A month later Gram and Gramps went to court to seek grandparent visitation under the old (pre-1/1/2016) 750 ILCS 607(a-5)).  They won.  On appeal, the appellate court affirmed the trial court's "common sense" finding that the children had formed an attachment to Ma and Pa Robinson and that visitation should be awarded.  Robinson v.
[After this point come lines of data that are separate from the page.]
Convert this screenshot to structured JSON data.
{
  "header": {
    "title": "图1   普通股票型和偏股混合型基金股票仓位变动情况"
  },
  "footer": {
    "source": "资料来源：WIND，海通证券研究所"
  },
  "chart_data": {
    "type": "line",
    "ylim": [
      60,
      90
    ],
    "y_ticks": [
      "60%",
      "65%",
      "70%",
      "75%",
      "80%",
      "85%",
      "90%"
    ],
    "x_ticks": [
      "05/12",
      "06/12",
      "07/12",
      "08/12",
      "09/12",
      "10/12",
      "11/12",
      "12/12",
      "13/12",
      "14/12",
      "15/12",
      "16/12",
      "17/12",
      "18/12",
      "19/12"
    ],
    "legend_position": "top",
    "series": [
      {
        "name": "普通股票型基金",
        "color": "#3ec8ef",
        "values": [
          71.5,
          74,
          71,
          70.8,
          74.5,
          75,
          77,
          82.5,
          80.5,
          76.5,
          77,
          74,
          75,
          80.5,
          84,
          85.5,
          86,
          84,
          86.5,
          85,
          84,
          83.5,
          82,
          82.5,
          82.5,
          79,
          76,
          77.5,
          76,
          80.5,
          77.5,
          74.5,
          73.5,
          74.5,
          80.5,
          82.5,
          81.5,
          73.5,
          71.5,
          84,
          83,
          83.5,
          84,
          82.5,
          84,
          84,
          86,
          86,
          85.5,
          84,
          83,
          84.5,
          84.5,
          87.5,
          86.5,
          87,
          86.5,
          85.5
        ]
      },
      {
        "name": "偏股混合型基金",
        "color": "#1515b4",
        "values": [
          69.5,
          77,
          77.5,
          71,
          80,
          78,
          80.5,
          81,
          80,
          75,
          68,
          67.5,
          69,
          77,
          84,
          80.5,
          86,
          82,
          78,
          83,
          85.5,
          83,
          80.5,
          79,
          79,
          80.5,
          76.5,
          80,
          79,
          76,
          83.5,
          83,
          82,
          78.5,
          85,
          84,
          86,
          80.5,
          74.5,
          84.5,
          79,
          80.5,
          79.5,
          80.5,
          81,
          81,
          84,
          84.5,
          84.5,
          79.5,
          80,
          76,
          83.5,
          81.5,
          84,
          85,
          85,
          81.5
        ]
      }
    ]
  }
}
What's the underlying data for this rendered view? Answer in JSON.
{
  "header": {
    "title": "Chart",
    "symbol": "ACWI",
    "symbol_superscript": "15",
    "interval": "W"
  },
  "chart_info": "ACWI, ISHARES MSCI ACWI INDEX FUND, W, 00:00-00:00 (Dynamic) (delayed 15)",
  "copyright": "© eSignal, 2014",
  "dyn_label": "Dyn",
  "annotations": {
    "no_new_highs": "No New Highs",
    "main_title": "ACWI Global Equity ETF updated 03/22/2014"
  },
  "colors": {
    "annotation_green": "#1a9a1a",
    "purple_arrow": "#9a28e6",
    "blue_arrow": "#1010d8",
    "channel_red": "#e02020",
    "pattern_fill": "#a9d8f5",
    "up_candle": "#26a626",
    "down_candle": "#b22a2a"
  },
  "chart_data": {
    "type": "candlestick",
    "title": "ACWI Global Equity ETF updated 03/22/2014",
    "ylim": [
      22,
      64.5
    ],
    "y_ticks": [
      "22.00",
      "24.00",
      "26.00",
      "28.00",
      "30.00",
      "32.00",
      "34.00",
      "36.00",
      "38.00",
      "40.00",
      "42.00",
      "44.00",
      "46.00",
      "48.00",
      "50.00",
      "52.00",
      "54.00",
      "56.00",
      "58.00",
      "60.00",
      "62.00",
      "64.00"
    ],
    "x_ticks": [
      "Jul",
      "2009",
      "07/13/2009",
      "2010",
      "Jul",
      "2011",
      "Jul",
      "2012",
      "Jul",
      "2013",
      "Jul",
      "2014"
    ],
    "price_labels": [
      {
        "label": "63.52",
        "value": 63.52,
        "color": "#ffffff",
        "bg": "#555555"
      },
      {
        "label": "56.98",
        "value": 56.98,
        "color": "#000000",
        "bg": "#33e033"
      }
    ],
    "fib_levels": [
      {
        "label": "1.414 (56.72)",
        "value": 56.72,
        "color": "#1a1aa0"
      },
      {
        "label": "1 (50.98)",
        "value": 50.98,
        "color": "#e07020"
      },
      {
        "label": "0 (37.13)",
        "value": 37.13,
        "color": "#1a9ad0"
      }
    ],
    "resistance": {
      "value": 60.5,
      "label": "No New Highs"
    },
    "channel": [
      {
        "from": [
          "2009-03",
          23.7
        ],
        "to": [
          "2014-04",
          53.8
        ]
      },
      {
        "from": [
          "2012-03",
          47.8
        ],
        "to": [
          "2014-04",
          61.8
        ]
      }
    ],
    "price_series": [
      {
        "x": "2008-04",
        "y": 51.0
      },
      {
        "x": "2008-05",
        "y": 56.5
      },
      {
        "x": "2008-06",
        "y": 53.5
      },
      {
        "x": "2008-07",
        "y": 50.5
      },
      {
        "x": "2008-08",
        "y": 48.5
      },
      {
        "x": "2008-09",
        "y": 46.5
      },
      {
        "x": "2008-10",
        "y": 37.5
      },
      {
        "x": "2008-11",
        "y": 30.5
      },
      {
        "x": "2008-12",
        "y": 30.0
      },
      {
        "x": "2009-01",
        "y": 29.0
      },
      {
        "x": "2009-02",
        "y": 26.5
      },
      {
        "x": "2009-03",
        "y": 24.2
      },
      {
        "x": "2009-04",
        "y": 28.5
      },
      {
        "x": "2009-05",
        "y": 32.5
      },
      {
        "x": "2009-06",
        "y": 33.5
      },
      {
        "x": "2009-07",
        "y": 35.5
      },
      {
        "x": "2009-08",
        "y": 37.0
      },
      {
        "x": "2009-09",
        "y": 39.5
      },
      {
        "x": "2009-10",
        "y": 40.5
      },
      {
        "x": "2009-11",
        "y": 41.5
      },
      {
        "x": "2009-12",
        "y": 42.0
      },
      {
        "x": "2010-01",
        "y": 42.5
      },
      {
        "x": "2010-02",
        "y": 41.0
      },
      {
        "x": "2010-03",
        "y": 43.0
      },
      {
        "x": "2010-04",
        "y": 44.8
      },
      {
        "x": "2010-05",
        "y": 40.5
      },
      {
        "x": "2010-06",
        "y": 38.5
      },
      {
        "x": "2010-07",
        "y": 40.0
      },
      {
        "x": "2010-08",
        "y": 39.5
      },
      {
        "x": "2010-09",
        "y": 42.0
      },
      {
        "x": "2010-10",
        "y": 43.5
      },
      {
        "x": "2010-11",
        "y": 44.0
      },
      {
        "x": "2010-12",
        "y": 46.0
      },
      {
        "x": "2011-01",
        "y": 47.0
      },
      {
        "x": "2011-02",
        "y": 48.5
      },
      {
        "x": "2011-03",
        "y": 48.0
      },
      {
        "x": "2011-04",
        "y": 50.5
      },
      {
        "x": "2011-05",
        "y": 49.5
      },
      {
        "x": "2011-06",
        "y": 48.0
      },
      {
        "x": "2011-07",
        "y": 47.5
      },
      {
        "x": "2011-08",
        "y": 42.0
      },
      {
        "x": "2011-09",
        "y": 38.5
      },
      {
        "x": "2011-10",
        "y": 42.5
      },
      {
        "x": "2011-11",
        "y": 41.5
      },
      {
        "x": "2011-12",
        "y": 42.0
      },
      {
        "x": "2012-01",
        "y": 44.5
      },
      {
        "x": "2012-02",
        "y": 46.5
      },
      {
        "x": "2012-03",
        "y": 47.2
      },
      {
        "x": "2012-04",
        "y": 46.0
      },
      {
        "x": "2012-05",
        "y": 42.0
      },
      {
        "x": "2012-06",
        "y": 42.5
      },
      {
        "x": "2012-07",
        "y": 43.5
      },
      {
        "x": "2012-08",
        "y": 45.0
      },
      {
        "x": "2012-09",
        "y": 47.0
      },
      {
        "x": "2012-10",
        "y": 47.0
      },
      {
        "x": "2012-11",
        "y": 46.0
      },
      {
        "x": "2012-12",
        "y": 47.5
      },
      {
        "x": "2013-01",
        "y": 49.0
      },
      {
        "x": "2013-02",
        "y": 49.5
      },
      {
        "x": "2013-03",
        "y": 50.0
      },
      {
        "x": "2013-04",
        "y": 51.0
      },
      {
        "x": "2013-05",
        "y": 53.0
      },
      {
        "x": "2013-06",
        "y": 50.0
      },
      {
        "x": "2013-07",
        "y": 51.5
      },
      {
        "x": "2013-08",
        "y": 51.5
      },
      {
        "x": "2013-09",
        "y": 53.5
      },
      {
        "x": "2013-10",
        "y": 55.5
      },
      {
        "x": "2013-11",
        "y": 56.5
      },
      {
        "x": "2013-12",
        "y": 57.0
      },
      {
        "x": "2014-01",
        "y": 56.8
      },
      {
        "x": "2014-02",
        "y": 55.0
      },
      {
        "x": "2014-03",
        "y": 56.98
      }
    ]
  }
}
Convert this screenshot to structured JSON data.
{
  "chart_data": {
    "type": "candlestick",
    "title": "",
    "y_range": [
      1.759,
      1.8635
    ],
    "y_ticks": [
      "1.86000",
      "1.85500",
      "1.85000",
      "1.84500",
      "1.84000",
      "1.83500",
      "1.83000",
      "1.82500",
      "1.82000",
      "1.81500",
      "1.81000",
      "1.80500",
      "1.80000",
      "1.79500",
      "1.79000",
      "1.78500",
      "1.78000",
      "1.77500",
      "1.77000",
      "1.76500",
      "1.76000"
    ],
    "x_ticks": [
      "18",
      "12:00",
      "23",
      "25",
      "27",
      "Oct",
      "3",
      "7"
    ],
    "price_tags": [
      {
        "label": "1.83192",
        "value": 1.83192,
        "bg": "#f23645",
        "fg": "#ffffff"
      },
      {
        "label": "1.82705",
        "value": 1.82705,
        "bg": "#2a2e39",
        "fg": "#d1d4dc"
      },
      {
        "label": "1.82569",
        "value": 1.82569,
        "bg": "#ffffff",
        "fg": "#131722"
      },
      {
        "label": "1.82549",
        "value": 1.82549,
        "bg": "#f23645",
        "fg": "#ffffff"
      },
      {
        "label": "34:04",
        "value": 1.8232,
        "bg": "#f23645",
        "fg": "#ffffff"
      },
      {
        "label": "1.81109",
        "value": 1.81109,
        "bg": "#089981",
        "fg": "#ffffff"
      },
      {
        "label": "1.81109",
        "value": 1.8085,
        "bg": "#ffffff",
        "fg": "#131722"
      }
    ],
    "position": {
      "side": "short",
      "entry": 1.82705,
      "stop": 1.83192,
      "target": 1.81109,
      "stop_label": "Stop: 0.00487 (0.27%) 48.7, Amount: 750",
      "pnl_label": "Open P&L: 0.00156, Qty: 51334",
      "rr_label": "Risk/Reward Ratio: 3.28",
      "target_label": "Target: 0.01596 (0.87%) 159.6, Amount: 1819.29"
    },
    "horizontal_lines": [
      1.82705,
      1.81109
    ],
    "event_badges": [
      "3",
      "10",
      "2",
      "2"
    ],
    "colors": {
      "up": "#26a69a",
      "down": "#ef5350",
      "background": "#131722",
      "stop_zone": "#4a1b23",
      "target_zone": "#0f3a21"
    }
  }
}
Reif, 2014 IL App (4th) 140244 (4th Dist., 2014). The award amounted to

  • weekly unsupervised phone calls;

  • a week-long visit every June in Decatur, Illinois;

  • weekend visits in New Mexico every April, October, and December.  

We finally had some guidance about what it takes to win one of these cases short of big ticket, expert testimony from child psychiatrists:  grandparents have to demonstrate that the children have formed relationships and attachments with the grandparents and severing those relationships will result in harm to the kids.  If you ask me, the 4th District's Robinson flies in the face of the Supreme Court's Flynn, but it gives grandparents in the 4th District some hope.  Everyone else should plan on hiring an expert.

2016 -- The New Law:  Illinois adopted a new grandparent visitation law (750 ILCS 5/602.9) 1 January 2016.  The "new" law is, essentially, a re-organizing of the paragraphs of the the 2005 / 07 law.  The new law adds step-parents as possible Petitioners (step-siblings and half-siblings were already included in the 2005 / 07 law) and helps meet Constitutional muster by beefing up the list of  prerequisites to filing by changing:


". . . any grandparent, great-grandparent or sibling may file a petition for visitation rights to a minor child if there is an unreasonable denial of visitation by a parent . . . ."



"A petition for visitation may be filed under this Section only if there has been an unreasonable denial of visitation by a parent and the denial has caused the child undue mental, physical, or emotional harm."